Saturday evening’s programming consisted of ABT classics Jardin Aux Lilas (Lilac Garden), Fancy Free, and Sinfonietta. The casts for Jardin Aux Lilas and Fancy Free were the same as Thursday that I previously reviewed.
Herman Cornejo, Marcelo Gomes, and Cory Stearns were again outstanding Saturday in Fancy Free, which Jerome Robbins created for Ballet Theatre in 1944. I really enjoy their comedic timing and great technique. It is clear that they have performed this work many times and their experience in these roles shows as each step and movement is meticulously thought out and has a purpose. Stella Abrera and Julie Kent were the Passers-by and were great in expressing a wide range of emotions: concern over being pursued by three sailors, Stella’s anger over having to play keep-away with her purse the prize, excitement over the competition for their attention from three sailors. A great performance.
Jardin Aux Lilas was also performed well Saturday, with Devon Teuscher as Caroline, Cory Stearns Her Lover, Roman Zhurbin as Caroline’s fiancé, and Veronika Part as Caroline’s fiancé’s former mistress. It must be difficult for Cory to shift gears, from a tense drama to a slapstick comedy, but Cory demonstrated his depth of range in these two works. As in Fancy Free, the dramatic timing was very good, with all characters moving in unison.

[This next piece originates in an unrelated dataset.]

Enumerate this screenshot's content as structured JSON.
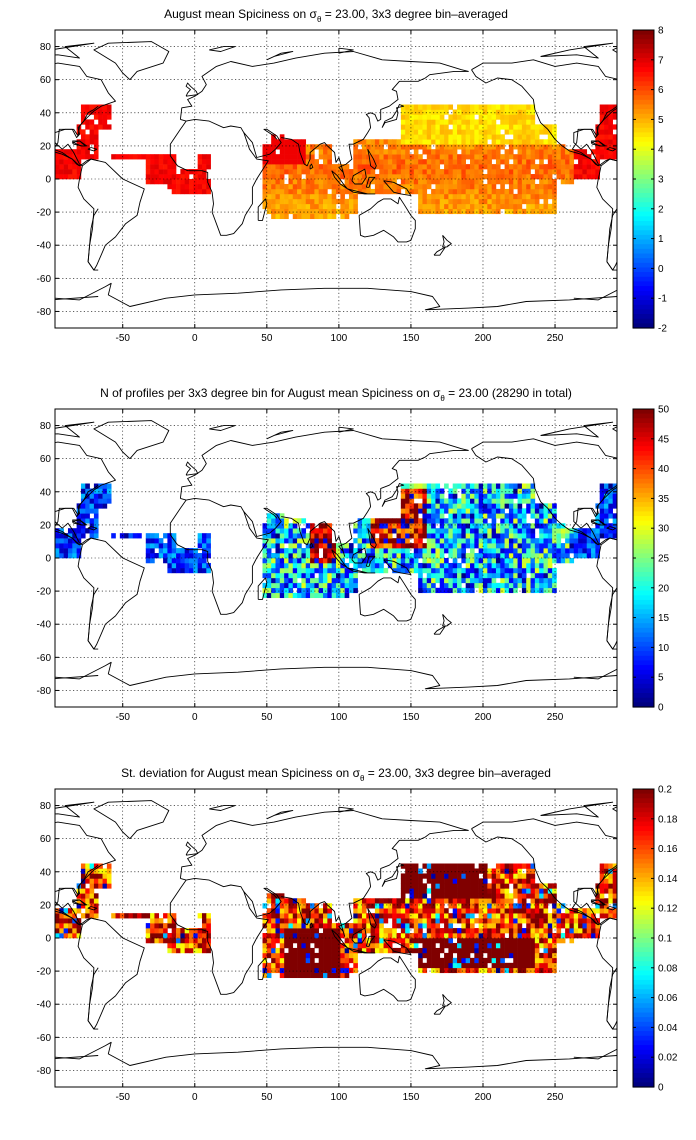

I also enjoyed Sinfonietta with a different cast from Friday evening, which I reviewed in detail. A number of Corps dancers were in the work: Calvin Royal III, Arron Scott, Skylar Brandt, Nicole Graniero, Blaine Hoven, Grant DeLong, and Gabe Stone Shayer.
I look forward to Twlya Tharp’s Bach Partita next week. The piece was revived by ABT last year. Ratmansky’s Seven Sonatas should also be interesting.
A notable feature in the first week was the short running times of some of the overall performances. The Thursday performance consisted of 21-minute Raymonda DIvertissements, 18-minute Jardin Aux Lilas, and 31-minute Fancy Free for a total of 70 minutes of dancing. Add two 20 minute intermissions leads to an overall performance that was just shy of two hours. Likewise, the Saturday evening performance consisted of 72 minutes of dancing.
I looked at a sample of NYCB performances in the fall season, and the performance time ranged from 86 minutes to 112 minutes. In the second week of the ABT fall season, performance times will range from 81 minutes (Saturday matinee) to 105 minutes (Sunday evening).
A performance with just 70 minutes of dancing is too short. There are other dances that could be added; the 9-minute Tschaikovsky Pas de Deux comes to mind. Tickets are not cheap, with orchestra tickets up to $149, First Ring generally between $149-$119 with some $89 tickets, and Second Ring generally from $89-$69. I’m not sure if audience members are getting their bang for their buck per minute of entertainment, even with the high level of dancing.
I’ve seen some empty seats in three performances I attended. I checked the box office website several hours before the start of the Friday performance. My guess is that about 10%-20% of the orchestra seats were unsold at that time with a larger percentage of unsold seats in the First and Second Rings.